Gabrielle éplorée, appuyée sur un des piliers de la chapelle, échangeait avec le frère parleur quelques mots qui la ranimèrent peu à peu comme la rosée redresse les fleurs.

—Allons, mes amis! s'écria le seigneur d'Armeval, de la joie! et faisons tant de bruit autour de la nouvelle épouse, qu'elle oublie tout à fait les petits chagrins de la jeune fille.

—Ma fille, dit M. d'Estrées à Gabrielle, il n'était qu'un moyen de vous sauver l'honneur, je l'ai employé. Pardonnez-moi. Je vous aimais trop pour supporter votre honte. Maintenant vous ne me devez plus l'obéissance. Accordez-moi toujours votre amitié. L'estime publique vous dédommagera de quelques songes ambitieux…. Retournons à notre maison de Bougival.

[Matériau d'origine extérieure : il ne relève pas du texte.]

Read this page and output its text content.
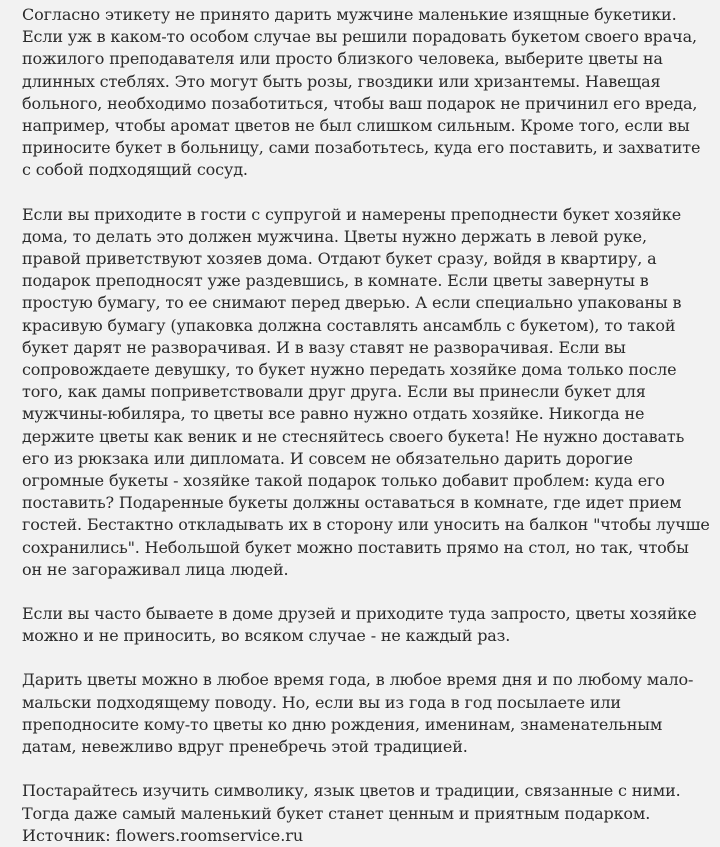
Согласно этикету не принято дарить мужчине маленькие изящные букетики. Если уж в каком-то особом случае вы решили порадовать букетом своего врача, пожилого преподавателя или просто близкого человека, выберите цветы на длинных стеблях. Это могут быть розы, гвоздики или хризантемы. Навещая больного, необходимо позаботиться, чтобы ваш подарок не причинил его вреда, например, чтобы аромат цветов не был слишком сильным. Кроме того, если вы приносите букет в больницу, сами позаботьтесь, куда его поставить, и захватите с собой подходящий сосуд.

Если вы приходите в гости с супругой и намерены преподнести букет хозяйке дома, то делать это должен мужчина. Цветы нужно держать в левой руке, правой приветствуют хозяев дома. Отдают букет сразу, войдя в квартиру, а подарок преподносят уже раздевшись, в комнате. Если цветы завернуты в простую бумагу, то ее снимают перед дверью. А если специально упакованы в красивую бумагу (упаковка должна составлять ансамбль с букетом), то такой букет дарят не разворачивая. И в вазу ставят не разворачивая. Если вы сопровождаете девушку, то букет нужно передать хозяйке дома только после того, как дамы поприветствовали друг друга. Если вы принесли букет для мужчины-юбиляра, то цветы все равно нужно отдать хозяйке. Никогда не держите цветы как веник и не стесняйтесь своего букета! Не нужно доставать его из рюкзака или дипломата. И совсем не обязательно дарить дорогие огромные букеты - хозяйке такой подарок только добавит проблем: куда его поставить? Подаренные букеты должны оставаться в комнате, где идет прием гостей. Бестактно откладывать их в сторону или уносить на балкон "чтобы лучше сохранились". Небольшой букет можно поставить прямо на стол, но так, чтобы он не загораживал лица людей.

Если вы часто бываете в доме друзей и приходите туда запросто, цветы хозяйке можно и не приносить, во всяком случае - не каждый раз.

Дарить цветы можно в любое время года, в любое время дня и по любому мало-мальски подходящему поводу. Но, если вы из года в год посылаете или преподносите кому-то цветы ко дню рождения, именинам, знаменательным датам, невежливо вдруг пренебречь этой традицией.

Постарайтесь изучить символику, язык цветов и традиции, связанные с ними. Тогда даже самый маленький букет станет ценным и приятным подарком.

Источник: flowers.roomservice.ru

Le frère parleur s'approcha de M. d'Estrées.

—Pas encore! lui dit-il tout bas avec mystère. On a vu des cavaliers suspects rôder autour du couvent. Attendez d'avoir parlé au prieur et gardez soigneusement votre fille au bâtiment neuf.

Et il s'éloigna lentement, après avoir fait un signe à M. de
Liancourt, qui le suivit hors de la chapelle.

—Qu'y a-t-il donc? demanda ce dernier, papillonnant autour de frère
Robert.

—Presque rien, sinon que les cavaliers du roi sont arrivés.

—Quels cavaliers? dit le petit homme, fort ému au nom du roi.

—Ceux qui devaient enlever mademoiselle d'Estrées.